August 28, 1992|SUSAN HEEGER | SPECIAL TO THE TIMES

You're driving down Tarzana Drive in Tarzana when suddenly the houses vanish and a shaggy meadow appears, complete with ancient cedar trees and dainty, skipping sheep. What you've stumbled on is: 1) a slice of the old Tarzana Ranch, former stomping ground of Tarzan author Edgar Rice Burroughs, and 2) the approach to one of our region's most charming garden centers.

Cedar Hill Nursery, founded 21 years ago by the Herman family, which has owned most of the old ranch since 1943, is full of the ghosts of the Valley Past. The mournful deodar cedars that tower over the seven-acre spread were planted in 1911 and 1912 by Harrison Gray Otis, publisher of the Los Angeles Times from 1882 to 1917 and original owner of the ranch.

Fifty-year-old farm machinery decorates the nursery's odd corners, harking back to an era when horses powered harvesters and hay balers. Even the sheep bring back memories of the old days: Six thousand of their furry ancestors once ranged freely over the meadowlands while barley and alfalfa danced in the wind nearby.

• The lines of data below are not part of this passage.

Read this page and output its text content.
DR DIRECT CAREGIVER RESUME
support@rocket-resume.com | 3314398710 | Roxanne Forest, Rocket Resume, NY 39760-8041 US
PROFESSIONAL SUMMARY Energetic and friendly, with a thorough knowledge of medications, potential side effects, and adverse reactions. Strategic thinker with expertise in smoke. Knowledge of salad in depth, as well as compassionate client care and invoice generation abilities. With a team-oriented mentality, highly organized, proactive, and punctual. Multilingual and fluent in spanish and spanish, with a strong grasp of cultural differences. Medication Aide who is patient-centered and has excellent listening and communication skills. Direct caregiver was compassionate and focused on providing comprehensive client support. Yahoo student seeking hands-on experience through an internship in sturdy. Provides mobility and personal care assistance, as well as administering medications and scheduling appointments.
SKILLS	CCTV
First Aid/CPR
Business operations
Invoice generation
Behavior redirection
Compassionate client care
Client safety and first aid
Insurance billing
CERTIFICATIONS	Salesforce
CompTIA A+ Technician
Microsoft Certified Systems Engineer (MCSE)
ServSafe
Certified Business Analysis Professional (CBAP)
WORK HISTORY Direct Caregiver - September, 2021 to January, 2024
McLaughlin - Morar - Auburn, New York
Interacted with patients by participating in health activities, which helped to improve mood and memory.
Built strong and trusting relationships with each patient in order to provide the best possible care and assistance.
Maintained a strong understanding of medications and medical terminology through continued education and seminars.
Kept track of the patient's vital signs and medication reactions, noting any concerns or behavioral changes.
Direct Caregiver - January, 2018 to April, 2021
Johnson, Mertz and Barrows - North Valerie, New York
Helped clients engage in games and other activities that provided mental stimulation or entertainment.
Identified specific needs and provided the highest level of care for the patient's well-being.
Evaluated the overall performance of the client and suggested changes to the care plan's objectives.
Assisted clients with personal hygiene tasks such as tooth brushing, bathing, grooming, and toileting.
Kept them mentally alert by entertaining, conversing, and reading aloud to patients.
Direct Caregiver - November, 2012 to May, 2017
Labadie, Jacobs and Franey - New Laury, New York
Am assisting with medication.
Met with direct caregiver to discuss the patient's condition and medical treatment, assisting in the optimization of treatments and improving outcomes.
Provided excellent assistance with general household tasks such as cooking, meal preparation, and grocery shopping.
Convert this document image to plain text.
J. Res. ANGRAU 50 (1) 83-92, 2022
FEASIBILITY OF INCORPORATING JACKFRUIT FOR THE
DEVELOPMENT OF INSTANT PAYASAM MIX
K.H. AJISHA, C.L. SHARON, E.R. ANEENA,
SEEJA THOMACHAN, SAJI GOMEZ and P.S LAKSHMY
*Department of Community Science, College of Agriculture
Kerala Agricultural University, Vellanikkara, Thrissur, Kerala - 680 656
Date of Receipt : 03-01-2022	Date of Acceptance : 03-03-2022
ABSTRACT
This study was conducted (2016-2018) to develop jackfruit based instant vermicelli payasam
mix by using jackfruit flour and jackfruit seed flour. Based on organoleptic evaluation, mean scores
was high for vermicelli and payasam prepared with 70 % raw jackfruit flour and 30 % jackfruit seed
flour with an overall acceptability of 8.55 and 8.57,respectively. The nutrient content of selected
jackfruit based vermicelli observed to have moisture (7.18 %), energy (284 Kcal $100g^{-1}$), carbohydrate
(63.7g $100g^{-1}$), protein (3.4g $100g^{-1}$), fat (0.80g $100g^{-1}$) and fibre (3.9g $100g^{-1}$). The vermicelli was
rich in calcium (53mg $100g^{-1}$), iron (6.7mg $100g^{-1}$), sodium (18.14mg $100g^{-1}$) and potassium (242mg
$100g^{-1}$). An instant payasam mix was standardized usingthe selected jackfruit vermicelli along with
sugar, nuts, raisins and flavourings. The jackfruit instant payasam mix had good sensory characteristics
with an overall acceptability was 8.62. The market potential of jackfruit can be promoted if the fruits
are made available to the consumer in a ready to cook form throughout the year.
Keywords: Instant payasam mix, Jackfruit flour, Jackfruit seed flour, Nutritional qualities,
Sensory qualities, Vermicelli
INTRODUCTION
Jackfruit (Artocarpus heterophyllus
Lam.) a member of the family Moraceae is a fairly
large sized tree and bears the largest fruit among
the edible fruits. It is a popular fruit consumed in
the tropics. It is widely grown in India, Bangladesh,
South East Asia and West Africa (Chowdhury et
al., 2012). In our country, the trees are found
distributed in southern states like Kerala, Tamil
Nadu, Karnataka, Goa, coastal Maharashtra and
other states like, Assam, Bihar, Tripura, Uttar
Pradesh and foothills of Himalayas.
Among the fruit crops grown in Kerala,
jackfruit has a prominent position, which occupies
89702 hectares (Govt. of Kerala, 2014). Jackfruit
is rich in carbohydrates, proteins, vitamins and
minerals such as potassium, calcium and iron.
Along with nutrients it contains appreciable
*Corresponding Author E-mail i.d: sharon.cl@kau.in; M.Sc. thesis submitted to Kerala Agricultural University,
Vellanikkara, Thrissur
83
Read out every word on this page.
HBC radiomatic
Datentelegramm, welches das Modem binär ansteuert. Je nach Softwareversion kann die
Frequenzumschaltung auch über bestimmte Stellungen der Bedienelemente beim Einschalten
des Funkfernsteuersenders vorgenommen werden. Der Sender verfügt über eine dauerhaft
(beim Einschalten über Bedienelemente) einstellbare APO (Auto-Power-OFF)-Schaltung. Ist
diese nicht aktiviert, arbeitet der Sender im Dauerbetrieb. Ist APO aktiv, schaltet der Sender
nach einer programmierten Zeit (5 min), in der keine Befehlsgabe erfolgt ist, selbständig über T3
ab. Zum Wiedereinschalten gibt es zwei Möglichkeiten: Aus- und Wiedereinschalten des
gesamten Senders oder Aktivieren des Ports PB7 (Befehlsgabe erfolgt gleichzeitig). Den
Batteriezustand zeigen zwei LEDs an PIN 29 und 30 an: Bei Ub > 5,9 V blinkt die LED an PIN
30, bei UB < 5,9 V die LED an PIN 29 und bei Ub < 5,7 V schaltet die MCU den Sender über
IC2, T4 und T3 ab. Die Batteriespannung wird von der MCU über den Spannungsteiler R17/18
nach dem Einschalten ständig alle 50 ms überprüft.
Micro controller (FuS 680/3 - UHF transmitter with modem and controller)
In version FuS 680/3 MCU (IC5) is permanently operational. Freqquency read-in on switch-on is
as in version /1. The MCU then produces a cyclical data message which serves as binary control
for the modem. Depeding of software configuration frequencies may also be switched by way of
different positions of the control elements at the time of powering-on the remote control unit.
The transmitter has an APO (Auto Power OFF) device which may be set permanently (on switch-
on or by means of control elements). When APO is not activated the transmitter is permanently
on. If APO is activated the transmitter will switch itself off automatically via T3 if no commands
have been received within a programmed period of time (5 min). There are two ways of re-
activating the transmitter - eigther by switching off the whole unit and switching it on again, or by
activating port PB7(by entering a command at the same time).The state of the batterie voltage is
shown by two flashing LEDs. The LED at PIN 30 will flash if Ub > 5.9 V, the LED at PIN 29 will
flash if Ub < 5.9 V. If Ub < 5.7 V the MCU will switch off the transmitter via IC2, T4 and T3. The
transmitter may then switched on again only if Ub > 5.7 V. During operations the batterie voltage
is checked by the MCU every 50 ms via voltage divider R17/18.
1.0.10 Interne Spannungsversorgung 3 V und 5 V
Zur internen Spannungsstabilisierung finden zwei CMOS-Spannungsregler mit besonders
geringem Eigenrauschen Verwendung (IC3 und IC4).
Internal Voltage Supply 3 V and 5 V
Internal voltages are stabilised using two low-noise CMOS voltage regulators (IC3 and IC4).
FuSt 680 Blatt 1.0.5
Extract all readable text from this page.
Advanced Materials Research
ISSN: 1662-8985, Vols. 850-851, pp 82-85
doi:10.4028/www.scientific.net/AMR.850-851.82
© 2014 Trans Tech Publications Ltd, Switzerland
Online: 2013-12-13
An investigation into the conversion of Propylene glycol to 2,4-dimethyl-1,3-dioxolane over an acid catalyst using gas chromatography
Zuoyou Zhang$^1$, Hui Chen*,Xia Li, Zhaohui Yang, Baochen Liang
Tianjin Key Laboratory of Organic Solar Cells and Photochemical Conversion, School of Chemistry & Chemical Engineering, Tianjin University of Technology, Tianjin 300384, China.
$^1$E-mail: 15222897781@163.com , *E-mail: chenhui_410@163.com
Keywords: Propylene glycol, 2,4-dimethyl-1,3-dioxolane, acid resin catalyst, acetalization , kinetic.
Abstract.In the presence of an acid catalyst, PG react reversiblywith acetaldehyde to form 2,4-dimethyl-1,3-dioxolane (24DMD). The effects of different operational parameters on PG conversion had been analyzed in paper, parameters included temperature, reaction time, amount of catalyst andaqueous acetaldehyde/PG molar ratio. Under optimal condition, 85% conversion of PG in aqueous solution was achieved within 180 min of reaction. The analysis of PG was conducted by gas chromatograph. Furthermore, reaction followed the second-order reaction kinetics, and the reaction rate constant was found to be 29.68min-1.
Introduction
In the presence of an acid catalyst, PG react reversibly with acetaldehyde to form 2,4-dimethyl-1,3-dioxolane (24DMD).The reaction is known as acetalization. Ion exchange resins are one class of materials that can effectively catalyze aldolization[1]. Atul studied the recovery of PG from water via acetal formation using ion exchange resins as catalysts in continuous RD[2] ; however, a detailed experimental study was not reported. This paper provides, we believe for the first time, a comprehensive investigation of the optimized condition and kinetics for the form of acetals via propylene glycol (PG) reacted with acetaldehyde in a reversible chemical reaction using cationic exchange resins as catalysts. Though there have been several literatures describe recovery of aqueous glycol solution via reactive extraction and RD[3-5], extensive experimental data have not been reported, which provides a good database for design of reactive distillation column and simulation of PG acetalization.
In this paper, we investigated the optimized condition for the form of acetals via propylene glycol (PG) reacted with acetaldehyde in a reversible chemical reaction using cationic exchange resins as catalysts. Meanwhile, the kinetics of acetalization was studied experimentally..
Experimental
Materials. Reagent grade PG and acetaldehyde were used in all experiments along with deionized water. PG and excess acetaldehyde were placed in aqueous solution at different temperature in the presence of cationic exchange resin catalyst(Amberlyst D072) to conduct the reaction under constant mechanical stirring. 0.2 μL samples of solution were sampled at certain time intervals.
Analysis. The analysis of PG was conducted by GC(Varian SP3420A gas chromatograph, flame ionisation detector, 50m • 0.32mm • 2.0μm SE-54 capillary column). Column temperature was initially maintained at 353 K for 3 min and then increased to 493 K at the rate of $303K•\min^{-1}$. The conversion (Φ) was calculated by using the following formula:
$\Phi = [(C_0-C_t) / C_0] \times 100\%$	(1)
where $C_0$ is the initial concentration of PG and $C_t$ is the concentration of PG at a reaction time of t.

Though Cedar Hill--still owned and operated by the Hermans--sells a full range of reasonably priced annuals, perennials, shrubs and trees, with an emphasis on bedding color, its lively atmosphere is even more of a draw for casual visitors than its plants. The oak-lined entrance drive is a case in point: Along with a few old plows and other toothy agricultural implements, there are antic vignettes everywhere. A wooden rowboat, for example, lies half-buried among leggy yarrows, salvias and snapdragons, while a beat-up buckboard loaded with cactus and other succulents suggest the dusty Old West.

From there, it's a short trek past a shade house and the blazing bedding plants of the sales yard, to a cool trio of ponds that fill the air with crashing water. A small geyser erupts in one, splashing into another stuffed with water lilies and water iris. The stream then dribbles into a quieter pool edged with a shaggy ruffle of cottage flowers--Canterbury bells, sweet peas and mustard-yellow coreopsis. "Please--No Fishing," says a sign, though a battered mannequin keeping watch from a gazebo nearby is clearly looking the other way.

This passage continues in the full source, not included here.